KNOW How to Make Up Your Mind! Adversarially Detecting and Alleviating Inconsistencies in Natural Language Explanations

Myeongjun Jang, Bodhisattwa Prasad Majumder, Julian McAuley, Thomas Lukasiewicz, Oana-Maria Camburu

Main: Interpretability and Analysis of Models for NLP Main-oral Paper

Session 5: Interpretability and Analysis of Models for NLP (Oral)
Conference Room: Metropolitan East
Conference Time: July 11, 16:15-17:15 (EDT) (America/Toronto)
Global Time: July 11, Session 5 (20:15-21:15 UTC)
Keywords: free-text/natural language explanations
TLDR: While recent works have been considerably improving the quality of the natural language explanations (NLEs) generated by a model to justify its predictions, there is very limited research in detecting and alleviating inconsistencies among generated NLEs. In this work, we leverage external knowledge ...
You can open the #paper-P2373 channel in a separate window.
Abstract: While recent works have been considerably improving the quality of the natural language explanations (NLEs) generated by a model to justify its predictions, there is very limited research in detecting and alleviating inconsistencies among generated NLEs.
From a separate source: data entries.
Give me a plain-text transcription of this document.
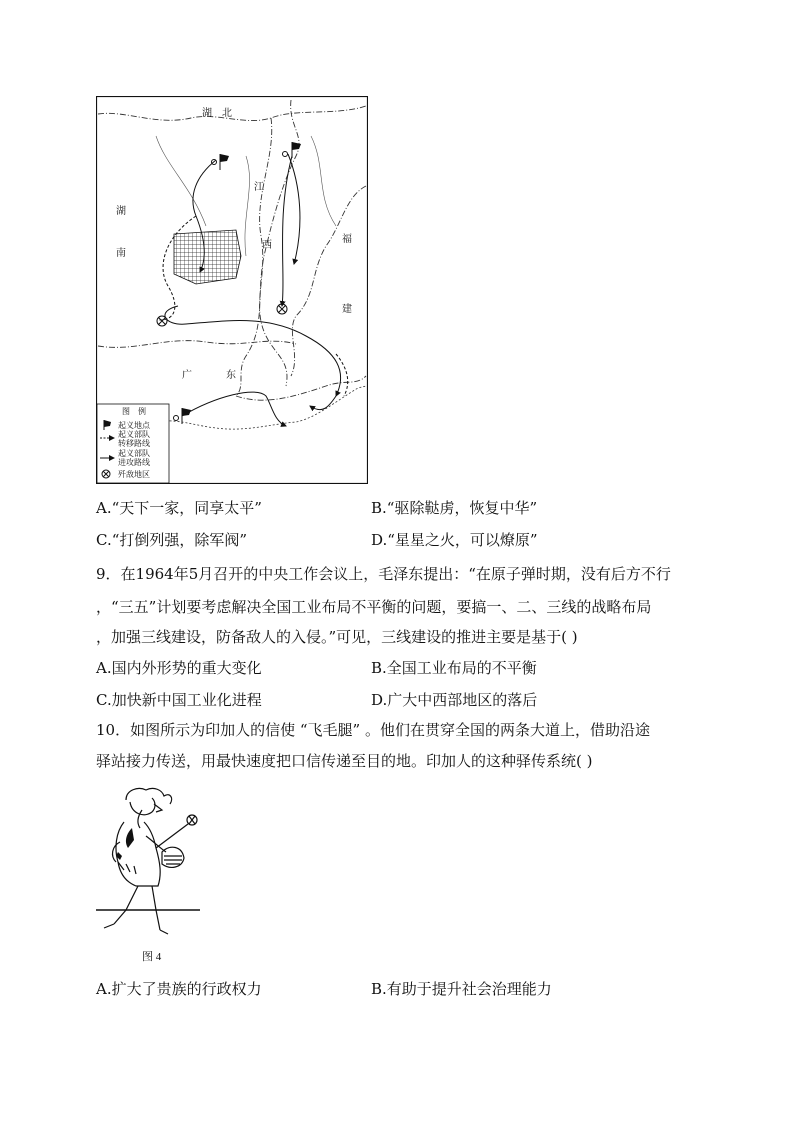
湖　北
湖
南
江
西
福
建
广	东
图　例
起义地点
起义部队
转移路线
起义部队
进攻路线
歼敌地区
A.“天下一家，同享太平”	B.“驱除鞑虏，恢复中华”
C.“打倒列强，除军阀”	D.“星星之火，可以燎原”
9．在1964年5月召开的中央工作会议上，毛泽东提出：“在原子弹时期，没有后方不行
，“三五”计划要考虑解决全国工业布局不平衡的问题，要搞一、二、三线的战略布局
，加强三线建设，防备敌人的入侵。”可见，三线建设的推进主要是基于( )
A.国内外形势的重大变化	B.全国工业布局的不平衡
C.加快新中国工业化进程	D.广大中西部地区的落后
10．如图所示为印加人的信使 “飞毛腿” 。他们在贯穿全国的两条大道上，借助沿途
驿站接力传送，用最快速度把口信传递至目的地。印加人的这种驿传系统( )
图 4
A.扩大了贵族的行政权力	B.有助于提升社会治理能力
In this work, we leverage external knowledge bases to significantly improve on an existing adversarial attack for detecting inconsistent NLEs. We apply our attack to high-performing NLE models and show that models with higher NLE quality do not necessarily generate fewer inconsistencies. Moreover, we propose an off-the-shelf mitigation method to alleviate inconsistencies by grounding the model into external background knowledge. Our method decreases the inconsistencies of previous high-performing NLE models as detected by our attack.